Скотины у нас было довольно много. Все время мы держали 5 – 6 коров, поскольку нас, детей, было много, из которых только один был женат. Пенсию тогда никто на дом не приносил, приходилось продавать корову, чтобы выплатить gir  (здесь – налог – а. т.) государству. Это было в 37 – 38-ом гг., еще при румынах. Была у нас еще упряжка волов и пара лошадей – было чем землю обрабатывать. Потом уже скотины держали меньше.

В школу ходили?

Родители разрешили нам проучиться только до седьмого класса, потом отец сказал: «Все, дорогие мои, берите сапу, и в поле».

Это было до войны, а после?

Отца в 1946 году убил бык (бугай). Это был его собственный бык, им выращенный. У него было много скота. Когда сформировался колхоз, человек по имени Ваня Некулче пристал к отцу, чтобы он отдал колхозу быка. Отец отказался, тогда они сказали, что возьмут из скотины, и взяли двух коров. Это случилось где-то весной 1946 года.

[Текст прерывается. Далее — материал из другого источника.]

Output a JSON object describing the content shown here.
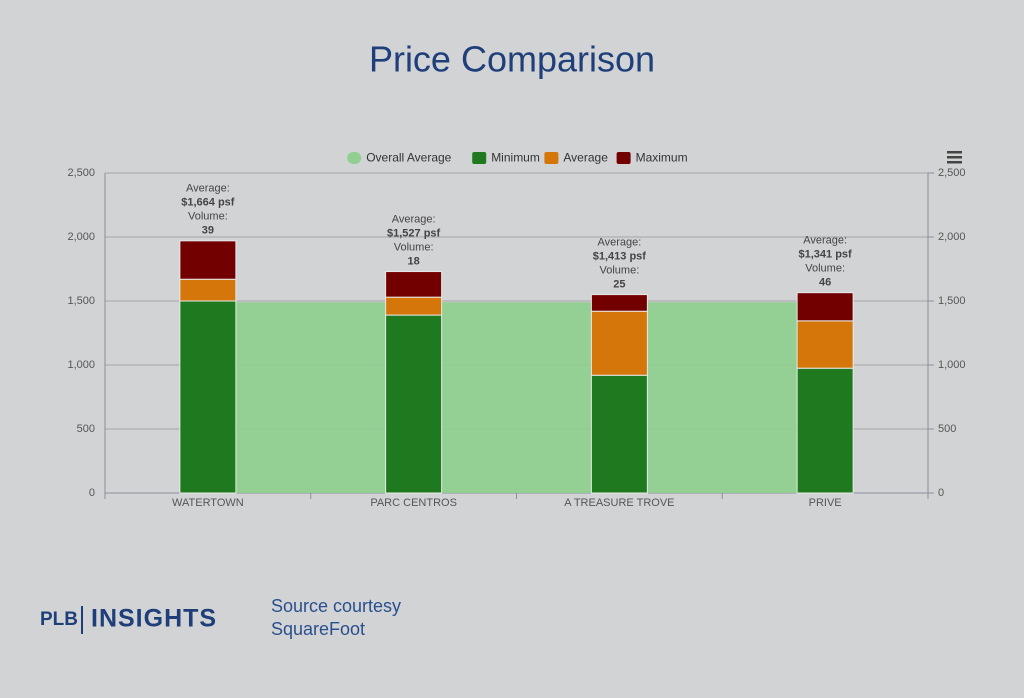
{
  "header": {
    "title": "Price Comparison"
  },
  "chart_data": {
    "type": "bar",
    "stacked": true,
    "categories": [
      "WATERTOWN",
      "PARC CENTROS",
      "A TREASURE TROVE",
      "PRIVE"
    ],
    "series": [
      {
        "name": "Overall Average",
        "type": "area",
        "color": "#90cf90",
        "values": [
          1490,
          1490,
          1490,
          1490
        ]
      },
      {
        "name": "Minimum",
        "color": "#1f7a1f",
        "values": [
          1500,
          1390,
          920,
          975
        ]
      },
      {
        "name": "Average",
        "color": "#d4760a",
        "values": [
          170,
          140,
          500,
          370
        ]
      },
      {
        "name": "Maximum",
        "color": "#730000",
        "values": [
          300,
          200,
          130,
          220
        ]
      }
    ],
    "annotations": [
      [
        "Average:",
        "$1,664 psf",
        "Volume:",
        "39"
      ],
      [
        "Average:",
        "$1,527 psf",
        "Volume:",
        "18"
      ],
      [
        "Average:",
        "$1,413 psf",
        "Volume:",
        "25"
      ],
      [
        "Average:",
        "$1,341 psf",
        "Volume:",
        "46"
      ]
    ],
    "ylim": [
      0,
      2500
    ],
    "yticks": [
      0,
      500,
      {
        "value": 1000,
        "label": "1,000"
      },
      {
        "value": 1500,
        "label": "1,500"
      },
      {
        "value": 2000,
        "label": "2,000"
      },
      {
        "value": 2500,
        "label": "2,500"
      }
    ],
    "y2lim": [
      0,
      2500
    ],
    "y2ticks": [
      0,
      500,
      {
        "value": 1000,
        "label": "1,000"
      },
      {
        "value": 1500,
        "label": "1,500"
      },
      {
        "value": 2000,
        "label": "2,000"
      },
      {
        "value": 2500,
        "label": "2,500"
      }
    ],
    "grid": true,
    "legend": "top"
  },
  "footer": {
    "brand": "PLB",
    "brand_sub": "INSIGHTS",
    "source_line1": "Source courtesy",
    "source_line2": "SquareFoot"
  }
}
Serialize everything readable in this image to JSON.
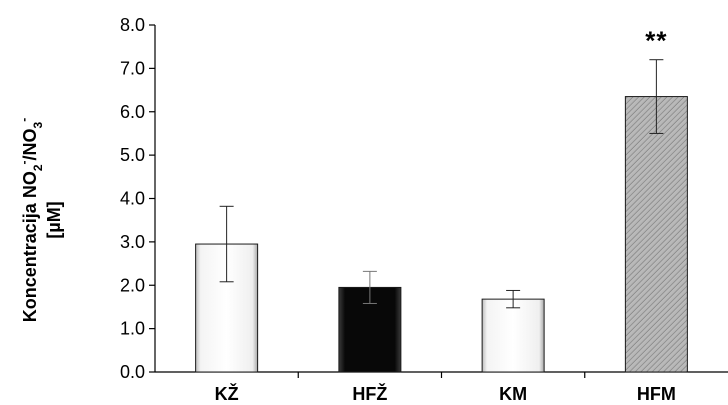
{
  "chart_data": {
    "type": "bar",
    "categories": [
      "KŽ",
      "HFŽ",
      "KM",
      "HFM"
    ],
    "values": [
      2.95,
      1.95,
      1.68,
      6.35
    ],
    "errors": [
      0.87,
      0.37,
      0.2,
      0.85
    ],
    "bar_styles": [
      "white",
      "black",
      "white",
      "hatched-gray"
    ],
    "colors": {
      "white": "#ffffff",
      "black": "#0a0a0a",
      "gray": "#b8b8b8",
      "axis": "#000000"
    },
    "ylabel_line1": {
      "prefix": "Koncentracija NO",
      "sub1": "2",
      "sup1": "-",
      "mid": "/NO",
      "sub2": "3",
      "sup2": "-"
    },
    "ylabel_line2": "[µM]",
    "ylim": [
      0,
      8
    ],
    "yticks": [
      "0.0",
      "1.0",
      "2.0",
      "3.0",
      "4.0",
      "5.0",
      "6.0",
      "7.0",
      "8.0"
    ],
    "annotations": [
      {
        "category": "HFM",
        "text": "**"
      }
    ],
    "grid": false,
    "legend": "none"
  }
}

Однажды утром пришел человек с бумажкой от горсовета и сказал, чтобы отец взял быка и пошел в лечебницу (ветлечебницу – а. т.) на уколы. Отец проводил нас в поле (на сельхозработы – а. т.), а сам повел быка на уколы. Когда возвращался из лечебницы дошел до автобусной станции, там раньше сдавали скот (государству – а. т.) - там было много животных, бык начал реветь и вдруг пырнул отца рогами в живот, да так, что  внутренности вывалились наружу.  Что на него нашло, не знаю. Наш бык, надо сказать, был смирной скотиной. На пастбище, мы на нем верхом ездили.

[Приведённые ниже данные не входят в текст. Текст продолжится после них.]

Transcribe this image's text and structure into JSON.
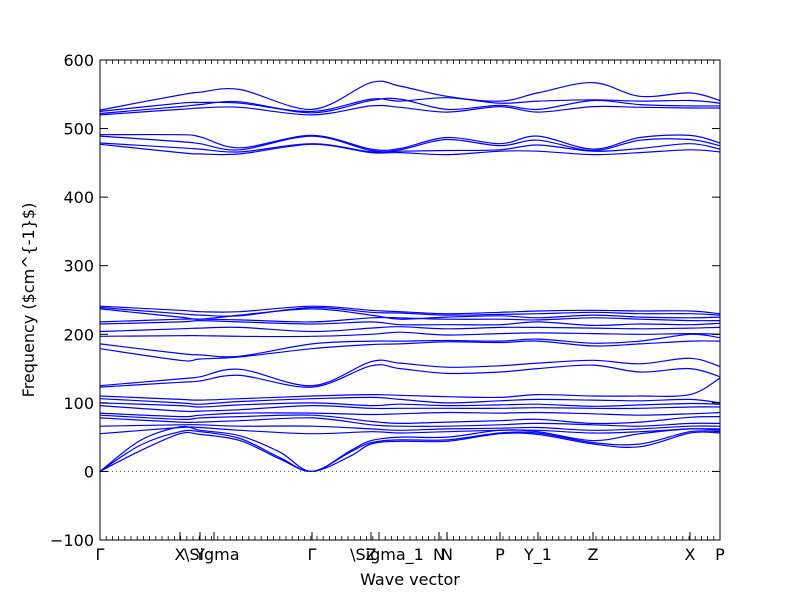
{
  "chart_data": {
    "type": "line",
    "title": "",
    "xlabel": "Wave vector",
    "ylabel": "Frequency ($cm^{-1}$)",
    "ylim": [
      -100,
      600
    ],
    "yticks": [
      -100,
      0,
      100,
      200,
      300,
      400,
      500,
      600
    ],
    "grid": false,
    "legend": "none",
    "line_color": "#0000ff",
    "zero_line_color": "#555555",
    "x_labels": [
      {
        "x": 0.0,
        "label": "Γ"
      },
      {
        "x": 0.8,
        "label": "X"
      },
      {
        "x": 1.0,
        "label": "Y"
      },
      {
        "x": 1.14,
        "label": "\\Sigma"
      },
      {
        "x": 2.12,
        "label": "Γ"
      },
      {
        "x": 2.71,
        "label": "Z"
      },
      {
        "x": 2.79,
        "label": "\\Sigma_1"
      },
      {
        "x": 3.39,
        "label": "N"
      },
      {
        "x": 3.47,
        "label": "N"
      },
      {
        "x": 4.0,
        "label": "P"
      },
      {
        "x": 4.38,
        "label": "Y_1"
      },
      {
        "x": 4.93,
        "label": "Z"
      },
      {
        "x": 5.9,
        "label": "X"
      },
      {
        "x": 6.2,
        "label": "P"
      }
    ],
    "xlim": [
      0,
      6.2
    ],
    "series": [
      {
        "x": [
          0,
          0.8,
          1.0,
          1.4,
          2.12,
          2.71,
          3.0,
          3.47,
          4.0,
          4.38,
          4.93,
          5.4,
          5.9,
          6.2
        ],
        "values": [
          527,
          549,
          553,
          557,
          528,
          567,
          562,
          547,
          540,
          552,
          567,
          547,
          552,
          541
        ]
      },
      {
        "x": [
          0,
          0.8,
          1.0,
          1.4,
          2.12,
          2.71,
          3.0,
          3.47,
          4.0,
          4.38,
          4.93,
          5.4,
          5.9,
          6.2
        ],
        "values": [
          525,
          537,
          538,
          537,
          525,
          543,
          540,
          545,
          537,
          540,
          542,
          540,
          541,
          537
        ]
      },
      {
        "x": [
          0,
          0.8,
          1.0,
          1.4,
          2.12,
          2.71,
          3.0,
          3.47,
          4.0,
          4.38,
          4.93,
          5.4,
          5.9,
          6.2
        ],
        "values": [
          522,
          532,
          535,
          539,
          523,
          541,
          543,
          528,
          534,
          528,
          541,
          535,
          533,
          533
        ]
      },
      {
        "x": [
          0,
          0.8,
          1.0,
          1.4,
          2.12,
          2.71,
          3.0,
          3.47,
          4.0,
          4.38,
          4.93,
          5.4,
          5.9,
          6.2
        ],
        "values": [
          520,
          528,
          530,
          531,
          520,
          533,
          531,
          524,
          532,
          524,
          532,
          531,
          530,
          530
        ]
      },
      {
        "x": [
          0,
          0.8,
          1.0,
          1.4,
          2.12,
          2.71,
          3.0,
          3.47,
          4.0,
          4.38,
          4.93,
          5.4,
          5.9,
          6.2
        ],
        "values": [
          491,
          491,
          488,
          472,
          490,
          470,
          471,
          487,
          478,
          489,
          470,
          487,
          490,
          479
        ]
      },
      {
        "x": [
          0,
          0.8,
          1.0,
          1.4,
          2.12,
          2.71,
          3.0,
          3.47,
          4.0,
          4.38,
          4.93,
          5.4,
          5.9,
          6.2
        ],
        "values": [
          489,
          481,
          478,
          469,
          489,
          468,
          469,
          484,
          475,
          483,
          468,
          483,
          484,
          475
        ]
      },
      {
        "x": [
          0,
          0.8,
          1.0,
          1.4,
          2.12,
          2.71,
          3.0,
          3.47,
          4.0,
          4.38,
          4.93,
          5.4,
          5.9,
          6.2
        ],
        "values": [
          479,
          472,
          470,
          466,
          478,
          466,
          467,
          468,
          469,
          476,
          467,
          471,
          478,
          470
        ]
      },
      {
        "x": [
          0,
          0.8,
          1.0,
          1.4,
          2.12,
          2.71,
          3.0,
          3.47,
          4.0,
          4.38,
          4.93,
          5.4,
          5.9,
          6.2
        ],
        "values": [
          477,
          465,
          463,
          463,
          477,
          465,
          465,
          462,
          467,
          467,
          462,
          465,
          469,
          466
        ]
      },
      {
        "x": [
          0,
          0.8,
          1.0,
          1.4,
          2.12,
          2.71,
          3.0,
          3.47,
          4.0,
          4.38,
          4.93,
          5.4,
          5.9,
          6.2
        ],
        "values": [
          241,
          235,
          233,
          233,
          241,
          235,
          233,
          230,
          232,
          234,
          235,
          234,
          234,
          230
        ]
      },
      {
        "x": [
          0,
          0.8,
          1.0,
          1.4,
          2.12,
          2.71,
          3.0,
          3.47,
          4.0,
          4.38,
          4.93,
          5.4,
          5.9,
          6.2
        ],
        "values": [
          239,
          230,
          228,
          227,
          239,
          232,
          231,
          228,
          229,
          230,
          232,
          230,
          230,
          228
        ]
      },
      {
        "x": [
          0,
          0.8,
          1.0,
          1.4,
          2.12,
          2.71,
          3.0,
          3.47,
          4.0,
          4.38,
          4.93,
          5.4,
          5.9,
          6.2
        ],
        "values": [
          237,
          225,
          222,
          228,
          237,
          228,
          222,
          225,
          227,
          224,
          228,
          225,
          224,
          225
        ]
      },
      {
        "x": [
          0,
          0.8,
          1.0,
          1.4,
          2.12,
          2.71,
          3.0,
          3.47,
          4.0,
          4.38,
          4.93,
          5.4,
          5.9,
          6.2
        ],
        "values": [
          218,
          222,
          222,
          221,
          218,
          224,
          224,
          222,
          222,
          221,
          224,
          222,
          220,
          220
        ]
      },
      {
        "x": [
          0,
          0.8,
          1.0,
          1.4,
          2.12,
          2.71,
          3.0,
          3.47,
          4.0,
          4.38,
          4.93,
          5.4,
          5.9,
          6.2
        ],
        "values": [
          215,
          218,
          220,
          218,
          215,
          218,
          214,
          214,
          214,
          218,
          213,
          215,
          214,
          216
        ]
      },
      {
        "x": [
          0,
          0.8,
          1.0,
          1.4,
          2.12,
          2.71,
          3.0,
          3.47,
          4.0,
          4.38,
          4.93,
          5.4,
          5.9,
          6.2
        ],
        "values": [
          204,
          208,
          209,
          210,
          204,
          209,
          211,
          208,
          210,
          210,
          209,
          208,
          209,
          210
        ]
      },
      {
        "x": [
          0,
          0.8,
          1.0,
          1.4,
          2.12,
          2.71,
          3.0,
          3.47,
          4.0,
          4.38,
          4.93,
          5.4,
          5.9,
          6.2
        ],
        "values": [
          197,
          198,
          198,
          197,
          197,
          200,
          203,
          199,
          201,
          202,
          201,
          200,
          201,
          200
        ]
      },
      {
        "x": [
          0,
          0.8,
          1.0,
          1.4,
          2.12,
          2.71,
          3.0,
          3.47,
          4.0,
          4.38,
          4.93,
          5.4,
          5.9,
          6.2
        ],
        "values": [
          186,
          172,
          170,
          168,
          186,
          190,
          190,
          191,
          190,
          193,
          187,
          190,
          200,
          195
        ]
      },
      {
        "x": [
          0,
          0.8,
          1.0,
          1.4,
          2.12,
          2.71,
          3.0,
          3.47,
          4.0,
          4.38,
          4.93,
          5.4,
          5.9,
          6.2
        ],
        "values": [
          179,
          162,
          164,
          167,
          179,
          185,
          186,
          189,
          188,
          190,
          183,
          186,
          190,
          190
        ]
      },
      {
        "x": [
          0,
          0.8,
          1.0,
          1.4,
          2.12,
          2.71,
          3.0,
          3.47,
          4.0,
          4.38,
          4.93,
          5.4,
          5.9,
          6.2
        ],
        "values": [
          125,
          135,
          138,
          149,
          125,
          160,
          158,
          152,
          154,
          158,
          162,
          157,
          165,
          153
        ]
      },
      {
        "x": [
          0,
          0.8,
          1.0,
          1.4,
          2.12,
          2.71,
          3.0,
          3.47,
          4.0,
          4.38,
          4.93,
          5.4,
          5.9,
          6.2
        ],
        "values": [
          123,
          130,
          132,
          140,
          123,
          154,
          150,
          143,
          145,
          150,
          155,
          145,
          150,
          138
        ]
      },
      {
        "x": [
          0,
          0.8,
          1.0,
          1.4,
          2.12,
          2.71,
          3.0,
          3.47,
          4.0,
          4.38,
          4.93,
          5.4,
          5.9,
          6.2
        ],
        "values": [
          110,
          105,
          104,
          106,
          110,
          112,
          111,
          109,
          108,
          112,
          110,
          110,
          112,
          136
        ]
      },
      {
        "x": [
          0,
          0.8,
          1.0,
          1.4,
          2.12,
          2.71,
          3.0,
          3.47,
          4.0,
          4.38,
          4.93,
          5.4,
          5.9,
          6.2
        ],
        "values": [
          106,
          100,
          98,
          102,
          106,
          108,
          105,
          100,
          103,
          105,
          104,
          103,
          105,
          100
        ]
      },
      {
        "x": [
          0,
          0.8,
          1.0,
          1.4,
          2.12,
          2.71,
          3.0,
          3.47,
          4.0,
          4.38,
          4.93,
          5.4,
          5.9,
          6.2
        ],
        "values": [
          100,
          96,
          94,
          97,
          100,
          96,
          98,
          96,
          97,
          98,
          95,
          97,
          99,
          98
        ]
      },
      {
        "x": [
          0,
          0.8,
          1.0,
          1.4,
          2.12,
          2.71,
          3.0,
          3.47,
          4.0,
          4.38,
          4.93,
          5.4,
          5.9,
          6.2
        ],
        "values": [
          96,
          88,
          88,
          90,
          96,
          92,
          92,
          92,
          92,
          93,
          92,
          92,
          94,
          94
        ]
      },
      {
        "x": [
          0,
          0.8,
          1.0,
          1.4,
          2.12,
          2.71,
          3.0,
          3.47,
          4.0,
          4.38,
          4.93,
          5.4,
          5.9,
          6.2
        ],
        "values": [
          85,
          80,
          82,
          85,
          85,
          83,
          84,
          86,
          85,
          86,
          84,
          82,
          84,
          86
        ]
      },
      {
        "x": [
          0,
          0.8,
          1.0,
          1.4,
          2.12,
          2.71,
          3.0,
          3.47,
          4.0,
          4.38,
          4.93,
          5.4,
          5.9,
          6.2
        ],
        "values": [
          82,
          76,
          78,
          80,
          82,
          73,
          70,
          72,
          74,
          76,
          70,
          72,
          79,
          80
        ]
      },
      {
        "x": [
          0,
          0.8,
          1.0,
          1.4,
          2.12,
          2.71,
          3.0,
          3.47,
          4.0,
          4.38,
          4.93,
          5.4,
          5.9,
          6.2
        ],
        "values": [
          78,
          72,
          72,
          74,
          78,
          68,
          66,
          66,
          68,
          70,
          68,
          66,
          70,
          70
        ]
      },
      {
        "x": [
          0,
          0.8,
          1.0,
          1.4,
          2.12,
          2.71,
          3.0,
          3.47,
          4.0,
          4.38,
          4.93,
          5.4,
          5.9,
          6.2
        ],
        "values": [
          66,
          68,
          68,
          66,
          66,
          62,
          60,
          62,
          63,
          64,
          60,
          62,
          66,
          66
        ]
      },
      {
        "x": [
          0,
          0.8,
          1.0,
          1.4,
          2.12,
          2.71,
          3.0,
          3.47,
          4.0,
          4.38,
          4.93,
          5.4,
          5.9,
          6.2
        ],
        "values": [
          55,
          64,
          64,
          60,
          55,
          58,
          56,
          58,
          60,
          60,
          56,
          58,
          62,
          62
        ]
      },
      {
        "x": [
          0,
          0.4,
          0.8,
          1.0,
          1.4,
          1.8,
          2.12,
          2.5,
          2.71,
          3.0,
          3.47,
          4.0,
          4.38,
          4.93,
          5.4,
          5.9,
          6.2
        ],
        "values": [
          0,
          45,
          65,
          60,
          52,
          28,
          0,
          30,
          45,
          50,
          50,
          60,
          58,
          45,
          55,
          62,
          60
        ]
      },
      {
        "x": [
          0,
          0.4,
          0.8,
          1.0,
          1.4,
          1.8,
          2.12,
          2.5,
          2.71,
          3.0,
          3.47,
          4.0,
          4.38,
          4.93,
          5.4,
          5.9,
          6.2
        ],
        "values": [
          0,
          38,
          58,
          58,
          48,
          20,
          0,
          28,
          42,
          46,
          46,
          56,
          56,
          42,
          40,
          58,
          58
        ]
      },
      {
        "x": [
          0,
          0.4,
          0.8,
          1.0,
          1.4,
          1.8,
          2.12,
          2.5,
          2.71,
          3.0,
          3.47,
          4.0,
          4.38,
          4.93,
          5.4,
          5.9,
          6.2
        ],
        "values": [
          0,
          30,
          55,
          54,
          45,
          18,
          0,
          22,
          40,
          44,
          44,
          55,
          54,
          40,
          36,
          56,
          56
        ]
      }
    ]
  }
}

Сосед, который жил от нас через  дорогу, звали его дядя Петря, работал на вокзале, возил в то время на бричке какого-то начальника, остановился, посадил отца в бричку и повез в больницу. Отцу сделали операцию, после чего он прожил еще полтора часа.

С отцом успели поговорить?

Дома была одна мать – мы были в поле. Она послала к нам верхом человека, чтобы мы пришли домой, потому что отец очень хочет нас видеть (плачет). Пришли мы, а мать говорит: «Идите дети, посмотрите на вашего отца». Пошли мы – три сестры и брат. Как сейчас вижу, лежит он, и рука болтается. Мы его спрашиваем: «Отец, что с тобой?», а он говорить уже не мог, обнял нас, уронил руку и умер.

После смерти отца, эти – Ваня Некулче, который был то ли председателем колхоза, то ли еще каким начальником, к тому же и наш сосед, вместе с другим, по имени Думитру Михэлаке пристали к маме: «Тетя Параскица, отдайте нам быка». Она не соглашалась ни в какую.  Тогда они пришли и взяли его принудительно, в счет хлебной поставки государству. Мама сказала Некулче, что у нее остались две коровы и пятнадцать овец, а зерна у нее нет. Эти тогда взяли и увели быка.

Что еще надо было сдавать государству?

По прошествии некоторого времени к нам опять бумажка из горсовета – уплатить заём (покупка облигаций государственного займа – а. т.) не знаю на сколько там тысяч рублей. Мама отказалась покупать те бумаги, тогда пришли за мамой и закрыли ее на двое суток. Мы были уже достаточно взрослые, все вместе пошли в этот горсовет, плакали, умоляли, чтобы маму отпустили. Освободили. Мама после этого продала корову, двух телят, овец, кабанчика килограммов 100 весом и купила-таки эти государственные бумаги, эти заёмы.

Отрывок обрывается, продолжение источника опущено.